This one started as a spot repair. Then we got underground and found out why the simple fix wasn't going to work - the original sewer line was blocked by another pipeline running right through it. At that point, you have two choices: patch around the problem or actually fix it. We fixed it.
We rerouted 70 feet of sewer line, dug down 12 feet, and re-tapped directly into the city main. That's not a small job. The excavation alone required trench shoring panels and a full ladder setup just to get our guy down safely to work at the connection point. When you're that far underground, there's no cutting corners on safety or on the work itself.

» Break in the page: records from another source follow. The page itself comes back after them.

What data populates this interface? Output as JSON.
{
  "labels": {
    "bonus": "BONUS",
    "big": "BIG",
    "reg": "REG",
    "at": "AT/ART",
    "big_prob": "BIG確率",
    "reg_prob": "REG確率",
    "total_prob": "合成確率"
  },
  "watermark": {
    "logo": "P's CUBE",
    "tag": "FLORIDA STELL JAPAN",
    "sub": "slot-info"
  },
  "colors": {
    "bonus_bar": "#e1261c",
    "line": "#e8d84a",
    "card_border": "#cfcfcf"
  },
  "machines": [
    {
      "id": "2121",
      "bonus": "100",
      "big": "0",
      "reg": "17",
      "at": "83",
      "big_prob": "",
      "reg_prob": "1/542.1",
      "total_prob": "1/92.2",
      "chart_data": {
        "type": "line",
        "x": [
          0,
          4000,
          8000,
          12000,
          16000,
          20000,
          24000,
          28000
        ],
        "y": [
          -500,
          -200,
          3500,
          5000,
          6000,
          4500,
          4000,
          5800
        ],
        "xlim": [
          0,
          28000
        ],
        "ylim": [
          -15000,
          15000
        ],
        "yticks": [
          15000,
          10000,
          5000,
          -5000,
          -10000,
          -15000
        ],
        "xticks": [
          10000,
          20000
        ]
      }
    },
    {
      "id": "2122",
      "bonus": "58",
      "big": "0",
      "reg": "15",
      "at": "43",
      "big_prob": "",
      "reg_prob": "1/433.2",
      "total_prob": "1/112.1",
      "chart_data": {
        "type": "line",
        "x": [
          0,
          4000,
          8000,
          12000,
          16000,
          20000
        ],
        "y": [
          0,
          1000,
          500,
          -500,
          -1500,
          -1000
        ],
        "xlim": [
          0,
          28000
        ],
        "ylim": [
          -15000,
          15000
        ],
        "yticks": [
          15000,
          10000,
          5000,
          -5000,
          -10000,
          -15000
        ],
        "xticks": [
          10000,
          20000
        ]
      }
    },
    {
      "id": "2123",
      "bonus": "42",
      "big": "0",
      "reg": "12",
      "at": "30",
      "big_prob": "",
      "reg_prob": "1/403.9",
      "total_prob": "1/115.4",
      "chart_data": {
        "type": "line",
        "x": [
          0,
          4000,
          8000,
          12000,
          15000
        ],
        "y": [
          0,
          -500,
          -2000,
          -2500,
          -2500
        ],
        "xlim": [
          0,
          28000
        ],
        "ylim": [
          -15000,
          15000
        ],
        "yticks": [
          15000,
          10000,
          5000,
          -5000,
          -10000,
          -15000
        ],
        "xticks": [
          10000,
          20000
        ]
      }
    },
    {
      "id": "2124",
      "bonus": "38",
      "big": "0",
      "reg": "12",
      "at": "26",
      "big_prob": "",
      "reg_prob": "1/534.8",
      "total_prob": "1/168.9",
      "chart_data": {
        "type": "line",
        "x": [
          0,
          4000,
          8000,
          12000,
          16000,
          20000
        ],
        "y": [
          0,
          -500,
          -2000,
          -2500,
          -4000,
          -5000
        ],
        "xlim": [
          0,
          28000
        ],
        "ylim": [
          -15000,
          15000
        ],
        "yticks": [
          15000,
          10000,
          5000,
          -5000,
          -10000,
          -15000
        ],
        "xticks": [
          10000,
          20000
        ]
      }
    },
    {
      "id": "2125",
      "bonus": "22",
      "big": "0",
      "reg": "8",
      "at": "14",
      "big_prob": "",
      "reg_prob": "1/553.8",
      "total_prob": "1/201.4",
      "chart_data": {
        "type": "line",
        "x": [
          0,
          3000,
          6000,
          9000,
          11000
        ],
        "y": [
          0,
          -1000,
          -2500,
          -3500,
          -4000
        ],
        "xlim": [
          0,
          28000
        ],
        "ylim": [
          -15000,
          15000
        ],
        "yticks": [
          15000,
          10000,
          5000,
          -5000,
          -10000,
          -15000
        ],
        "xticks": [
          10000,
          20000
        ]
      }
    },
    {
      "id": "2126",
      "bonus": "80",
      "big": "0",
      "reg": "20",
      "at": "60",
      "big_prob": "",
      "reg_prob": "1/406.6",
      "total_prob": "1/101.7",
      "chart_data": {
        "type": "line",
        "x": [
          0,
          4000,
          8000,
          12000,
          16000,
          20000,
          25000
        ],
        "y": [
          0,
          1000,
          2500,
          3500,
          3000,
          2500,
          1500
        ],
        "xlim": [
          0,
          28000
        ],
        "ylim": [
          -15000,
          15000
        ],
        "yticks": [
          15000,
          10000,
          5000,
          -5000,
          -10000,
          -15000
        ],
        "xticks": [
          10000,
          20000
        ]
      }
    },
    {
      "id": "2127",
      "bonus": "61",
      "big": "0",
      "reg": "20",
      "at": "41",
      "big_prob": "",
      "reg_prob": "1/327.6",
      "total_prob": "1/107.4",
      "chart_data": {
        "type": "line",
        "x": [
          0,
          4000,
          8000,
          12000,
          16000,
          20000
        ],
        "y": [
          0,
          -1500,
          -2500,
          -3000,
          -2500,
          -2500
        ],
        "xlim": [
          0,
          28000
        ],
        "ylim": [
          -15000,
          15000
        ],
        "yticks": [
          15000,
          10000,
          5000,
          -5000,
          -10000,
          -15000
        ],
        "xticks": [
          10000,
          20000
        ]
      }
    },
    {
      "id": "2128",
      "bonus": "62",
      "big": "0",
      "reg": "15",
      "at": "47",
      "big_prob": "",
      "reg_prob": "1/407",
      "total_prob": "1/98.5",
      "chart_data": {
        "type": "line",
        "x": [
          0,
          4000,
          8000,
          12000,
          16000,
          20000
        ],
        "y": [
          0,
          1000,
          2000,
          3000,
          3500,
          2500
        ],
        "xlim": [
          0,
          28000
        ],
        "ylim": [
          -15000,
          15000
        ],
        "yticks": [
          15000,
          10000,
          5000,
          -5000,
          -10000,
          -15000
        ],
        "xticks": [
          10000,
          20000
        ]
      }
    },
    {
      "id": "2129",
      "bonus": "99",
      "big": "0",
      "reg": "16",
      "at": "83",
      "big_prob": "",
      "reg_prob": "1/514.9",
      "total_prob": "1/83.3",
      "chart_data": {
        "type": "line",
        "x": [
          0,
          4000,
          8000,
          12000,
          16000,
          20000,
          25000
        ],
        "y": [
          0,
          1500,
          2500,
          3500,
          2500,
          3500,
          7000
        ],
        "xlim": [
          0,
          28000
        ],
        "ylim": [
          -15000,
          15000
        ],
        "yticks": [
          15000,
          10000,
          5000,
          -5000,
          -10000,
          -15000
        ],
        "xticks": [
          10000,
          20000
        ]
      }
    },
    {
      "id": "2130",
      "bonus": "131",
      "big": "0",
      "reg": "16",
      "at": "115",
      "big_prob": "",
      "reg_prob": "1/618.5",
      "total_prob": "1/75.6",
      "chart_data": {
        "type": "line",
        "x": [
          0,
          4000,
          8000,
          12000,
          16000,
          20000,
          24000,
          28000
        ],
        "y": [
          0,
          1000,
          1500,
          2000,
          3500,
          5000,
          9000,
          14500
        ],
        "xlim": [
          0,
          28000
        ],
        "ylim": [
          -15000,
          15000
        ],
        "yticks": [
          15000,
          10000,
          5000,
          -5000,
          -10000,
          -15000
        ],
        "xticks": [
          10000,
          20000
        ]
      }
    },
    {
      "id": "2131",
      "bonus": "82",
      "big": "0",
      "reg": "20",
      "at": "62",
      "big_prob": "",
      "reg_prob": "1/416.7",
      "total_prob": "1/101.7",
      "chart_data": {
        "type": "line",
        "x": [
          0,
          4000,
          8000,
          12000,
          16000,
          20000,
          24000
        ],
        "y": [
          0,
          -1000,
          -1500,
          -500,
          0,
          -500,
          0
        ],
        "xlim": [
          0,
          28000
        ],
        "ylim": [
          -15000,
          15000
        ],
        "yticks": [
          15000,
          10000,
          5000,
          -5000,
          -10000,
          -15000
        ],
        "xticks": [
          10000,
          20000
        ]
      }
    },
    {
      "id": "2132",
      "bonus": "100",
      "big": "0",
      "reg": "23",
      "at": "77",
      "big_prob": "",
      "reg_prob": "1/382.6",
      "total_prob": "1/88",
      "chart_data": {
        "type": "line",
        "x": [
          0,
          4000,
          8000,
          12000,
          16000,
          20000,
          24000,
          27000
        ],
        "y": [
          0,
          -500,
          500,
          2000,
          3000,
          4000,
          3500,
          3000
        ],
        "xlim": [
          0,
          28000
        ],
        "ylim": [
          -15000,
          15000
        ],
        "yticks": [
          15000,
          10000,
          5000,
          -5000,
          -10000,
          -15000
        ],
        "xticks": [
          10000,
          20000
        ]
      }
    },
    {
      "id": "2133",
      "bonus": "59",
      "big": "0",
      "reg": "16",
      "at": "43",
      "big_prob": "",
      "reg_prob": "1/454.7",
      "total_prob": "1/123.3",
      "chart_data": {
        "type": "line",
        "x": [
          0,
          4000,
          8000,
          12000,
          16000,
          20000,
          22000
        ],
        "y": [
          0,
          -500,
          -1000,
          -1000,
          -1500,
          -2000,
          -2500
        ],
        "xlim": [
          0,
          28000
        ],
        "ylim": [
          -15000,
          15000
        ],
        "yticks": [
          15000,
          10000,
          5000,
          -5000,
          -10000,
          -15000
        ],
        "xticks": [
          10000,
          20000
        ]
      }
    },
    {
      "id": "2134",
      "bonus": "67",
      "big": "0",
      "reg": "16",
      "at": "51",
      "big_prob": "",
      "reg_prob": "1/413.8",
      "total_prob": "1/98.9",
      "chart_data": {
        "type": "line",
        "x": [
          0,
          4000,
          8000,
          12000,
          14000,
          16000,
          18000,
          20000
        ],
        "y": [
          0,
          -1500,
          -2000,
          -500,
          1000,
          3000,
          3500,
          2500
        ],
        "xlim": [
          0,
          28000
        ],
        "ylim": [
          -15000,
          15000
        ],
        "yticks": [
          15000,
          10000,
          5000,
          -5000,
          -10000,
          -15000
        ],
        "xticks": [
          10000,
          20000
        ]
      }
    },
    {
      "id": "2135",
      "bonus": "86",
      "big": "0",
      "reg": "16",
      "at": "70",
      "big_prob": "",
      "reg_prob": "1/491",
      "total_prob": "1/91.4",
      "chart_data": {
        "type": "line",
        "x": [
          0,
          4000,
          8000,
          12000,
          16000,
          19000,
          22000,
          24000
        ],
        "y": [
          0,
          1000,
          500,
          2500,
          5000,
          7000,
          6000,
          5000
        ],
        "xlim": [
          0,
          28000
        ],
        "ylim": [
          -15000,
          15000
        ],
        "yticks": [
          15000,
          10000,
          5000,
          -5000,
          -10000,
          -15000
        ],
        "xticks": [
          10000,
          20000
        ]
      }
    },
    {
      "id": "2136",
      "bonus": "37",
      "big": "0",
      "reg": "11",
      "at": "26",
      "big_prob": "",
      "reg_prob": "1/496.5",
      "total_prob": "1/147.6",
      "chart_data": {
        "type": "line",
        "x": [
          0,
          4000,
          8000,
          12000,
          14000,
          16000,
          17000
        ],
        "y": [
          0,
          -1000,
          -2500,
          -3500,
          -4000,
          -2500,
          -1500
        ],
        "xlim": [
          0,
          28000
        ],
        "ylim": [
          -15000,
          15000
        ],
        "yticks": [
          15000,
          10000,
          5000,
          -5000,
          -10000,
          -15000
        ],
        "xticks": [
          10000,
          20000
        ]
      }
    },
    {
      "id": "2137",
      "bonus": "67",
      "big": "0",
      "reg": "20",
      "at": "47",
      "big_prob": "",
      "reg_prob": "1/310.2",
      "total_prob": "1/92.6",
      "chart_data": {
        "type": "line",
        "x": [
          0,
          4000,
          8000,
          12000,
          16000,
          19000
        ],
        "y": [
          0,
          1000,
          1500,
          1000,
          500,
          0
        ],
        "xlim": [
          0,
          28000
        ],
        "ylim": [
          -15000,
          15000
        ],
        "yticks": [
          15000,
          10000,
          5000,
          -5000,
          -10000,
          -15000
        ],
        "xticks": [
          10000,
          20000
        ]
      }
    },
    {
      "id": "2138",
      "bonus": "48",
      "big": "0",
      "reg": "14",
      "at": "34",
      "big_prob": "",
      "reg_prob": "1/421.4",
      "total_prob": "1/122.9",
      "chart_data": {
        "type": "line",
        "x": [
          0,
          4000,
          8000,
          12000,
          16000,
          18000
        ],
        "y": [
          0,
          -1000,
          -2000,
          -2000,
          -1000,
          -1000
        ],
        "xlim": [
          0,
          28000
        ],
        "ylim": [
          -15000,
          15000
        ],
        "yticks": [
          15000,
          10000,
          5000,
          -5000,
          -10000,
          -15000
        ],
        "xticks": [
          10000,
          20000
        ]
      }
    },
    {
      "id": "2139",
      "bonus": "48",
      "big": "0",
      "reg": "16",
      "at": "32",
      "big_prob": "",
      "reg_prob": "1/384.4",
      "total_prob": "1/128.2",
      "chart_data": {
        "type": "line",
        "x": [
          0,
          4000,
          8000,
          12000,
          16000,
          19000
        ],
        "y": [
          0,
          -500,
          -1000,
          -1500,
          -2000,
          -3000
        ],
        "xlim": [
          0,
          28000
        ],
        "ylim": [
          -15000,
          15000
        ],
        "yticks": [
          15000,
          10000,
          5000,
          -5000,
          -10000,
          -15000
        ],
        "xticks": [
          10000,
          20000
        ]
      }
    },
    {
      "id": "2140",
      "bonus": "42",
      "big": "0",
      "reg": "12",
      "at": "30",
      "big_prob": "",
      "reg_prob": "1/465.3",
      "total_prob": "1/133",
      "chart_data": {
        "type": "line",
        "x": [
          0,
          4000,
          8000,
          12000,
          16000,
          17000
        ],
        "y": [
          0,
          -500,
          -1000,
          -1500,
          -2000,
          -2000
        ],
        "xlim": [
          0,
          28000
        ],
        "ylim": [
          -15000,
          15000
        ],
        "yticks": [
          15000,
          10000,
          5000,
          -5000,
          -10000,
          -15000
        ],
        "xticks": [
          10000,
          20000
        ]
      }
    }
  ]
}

What you're looking at here is old cast iron pipe that had zero chance of ever draining right again. We pulled it, cleared the path, and ran new green SDR-35 pipe - the right material for a sewer lateral at this depth. Every section was leveled before backfill. The new pipe runs clean and connects to the main the way it always should have.
Jobs like this are exactly why we don't just send a camera and call it a day. Sometimes the real problem is buried 12 feet down and routed in the wrong direction entirely. Whether it's a residential sewer issue or a commercial plumbing situation that's gotten complicated, we have the equipment and the experience to handle the dig and do it right.
Not every sewer problem is a quick snake job. If you've been dealing with slow drains, backups, or a line that keeps giving you trouble, there's a good chance something deeper is going on underground.